ご尊父は、こちらのブログでも取り上げさせて頂いた民芸運動の創始者、柳宗悦氏です。
話が飛躍しますが、その民藝運動のコンセプトである『ロングライフデザイン』の流れを引くのが『
FOUND MUJI』ではないでしょうか。
昨年の10月頃、青山骨董通りの入口にある『MUJI』の1号店としてリニューアルされました。
この店は意外と知られてませんが、30年前の1980年に初めてできた「無印良品」日本(世界)1号店であります。
100平米そこそこのあまり目立たない1、2階のショップですが、商品内容は「感じ良いくらし」をテーマに世界で永く飽きられずに使いこまれてきた生活雑貨を中心に素朴で懐かしさを感じます。
世界の日用雑貨を見歩き、できるだけ手をいれずそのままセレクトされたとの事。
ブランド名も日常生活の中から"探す"、"見つけ出す"=Foundの基本コンセプトになったようです。
流行とも反対軸にある平凡な日用品を見直すあたりはナガオカケンメイさんプロデュースのD&Departmentsのグローバル版『ロングライフデザイン』と根底に共通の価値感を感じます。

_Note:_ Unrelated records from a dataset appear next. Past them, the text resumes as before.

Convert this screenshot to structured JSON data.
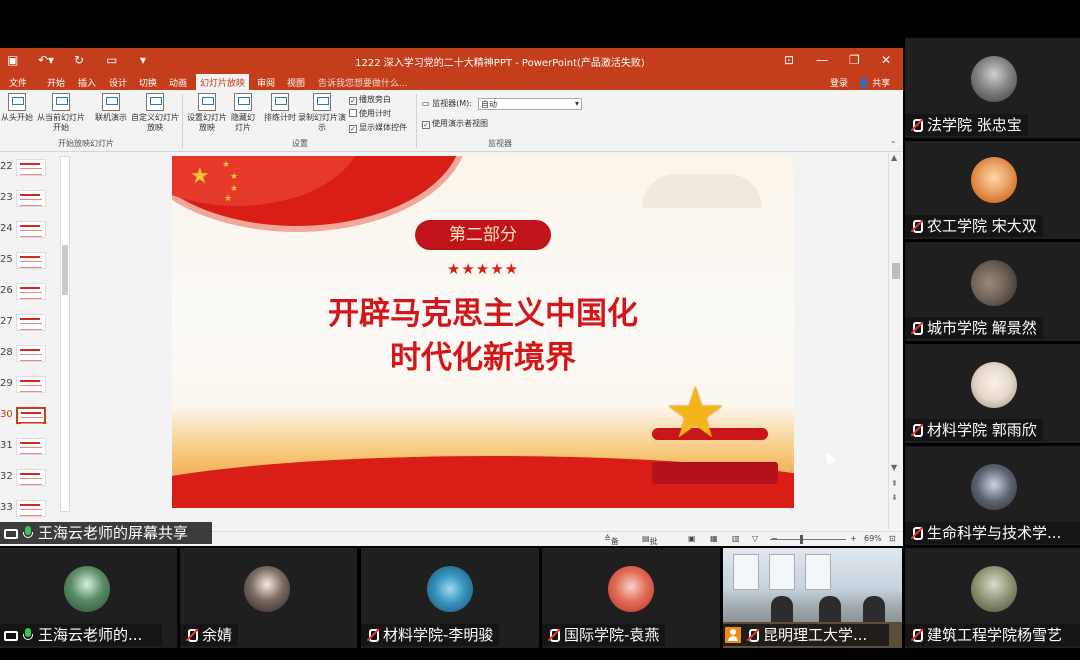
{
  "powerpoint": {
    "window_title": "1222 深入学习党的二十大精神PPT - PowerPoint(产品激活失败)",
    "menu_tabs": [
      "文件",
      "开始",
      "插入",
      "设计",
      "切换",
      "动画",
      "幻灯片放映",
      "审阅",
      "视图"
    ],
    "active_tab": "幻灯片放映",
    "tell_me": "告诉我您想要做什么...",
    "login": "登录",
    "share": "共享",
    "ribbon": {
      "from_start": "从头开始",
      "from_current": "从当前幻灯片开始",
      "online": "联机演示",
      "custom": "自定义幻灯片放映",
      "group1": "开始放映幻灯片",
      "setup": "设置幻灯片放映",
      "hide": "隐藏幻灯片",
      "rehearse": "排练计时",
      "record": "录制幻灯片演示",
      "chk_narration": "播放旁白",
      "chk_timing": "使用计时",
      "chk_media": "显示媒体控件",
      "group2": "设置",
      "monitor_label": "监视器(M):",
      "monitor_value": "自动",
      "presenter_view": "使用演示者视图",
      "group3": "监视器"
    },
    "thumbnails": [
      "22",
      "23",
      "24",
      "25",
      "26",
      "27",
      "28",
      "29",
      "30",
      "31",
      "32",
      "33"
    ],
    "active_slide": "30",
    "slide": {
      "badge": "第二部分",
      "stars": "★★★★★",
      "title_line1": "开辟马克思主义中国化",
      "title_line2": "时代化新境界"
    },
    "status": {
      "notes": "备注",
      "comments": "批注",
      "zoom": "69%"
    }
  },
  "right_panel": [
    {
      "name": "法学院 张忠宝",
      "avatar": "avatar-cat"
    },
    {
      "name": "农工学院 宋大双",
      "avatar": "avatar-cartoon"
    },
    {
      "name": "城市学院 解景然",
      "avatar": "avatar-hands"
    },
    {
      "name": "材料学院 郭雨欣",
      "avatar": "avatar-dog"
    },
    {
      "name": "生命科学与技术学...",
      "avatar": "avatar-group"
    },
    {
      "name": "建筑工程学院杨雪艺",
      "avatar": "avatar-statue"
    }
  ],
  "bottom_row": [
    {
      "name": "王海云老师的...",
      "avatar": "avatar-waterfall"
    },
    {
      "name": "余婧",
      "avatar": "avatar-anime"
    },
    {
      "name": "材料学院-李明骏",
      "avatar": "avatar-sea"
    },
    {
      "name": "国际学院-袁燕",
      "avatar": "avatar-red"
    },
    {
      "name": "昆明理工大学...",
      "avatar": "camera-feed"
    }
  ],
  "share_label": "王海云老师的屏幕共享"
}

また単品特化型のユニクロさんとも対局にあるライフスタイル提案型の仕事の温もりや文化、歴史、ヒューマニズムをMUJIさんは打ち出されていますね。
今さらですが、無印良品さんのディレクションボードの面子を見れば納得できます。
当初の立ち上げは日本デザインセンター創立者の田中一光さんから始まり原 研哉さん、ナガオカケンメイさん初め小池和子氏、プロダクトは深沢直人氏も。更に衣料は山本耀司さんなど日本のデザインを世界にアプローチできる最高のプロジェクトに囲まれている事に改めて気が付きます。
更にMUJI LABOでは来春からマーガレットハウエル史と契約の為、サンエーインターナショナルの子会社になったアングローバルさんの名も出てきてますね。
余談ですが、ユニクロさんと良く比較引き合いに出ていたのが生産の商社丸投げで財閥系商社さんが池袋近くや駐在席もあったなど良く聞きましたが、最近は直貿に切り替えられるようで生産、仕入はユニクロ同様、自前の方向へ進んでいるようです。
今後は匠のような職種採用もあるようですので益々企業としてのグローバル対策が進まれていると思えます。
その他のコンテンツでも「MUJIの家」を初め、休日は赤ちゃん連れヤングファミリーで行列の出来るオーガニックな「MUJI CAFE」エコロジー、オーガニックがますます台頭する世の中でMUJIさんの持たれているブランドコンセプトが、更に時代と共鳴されているように思えてきます。
昔、海外初出店のロンドンで欧米人の心を捉えた『東洋のミニマリズム』は本当の日本人が持っているクールジャパンだと改めて感じました。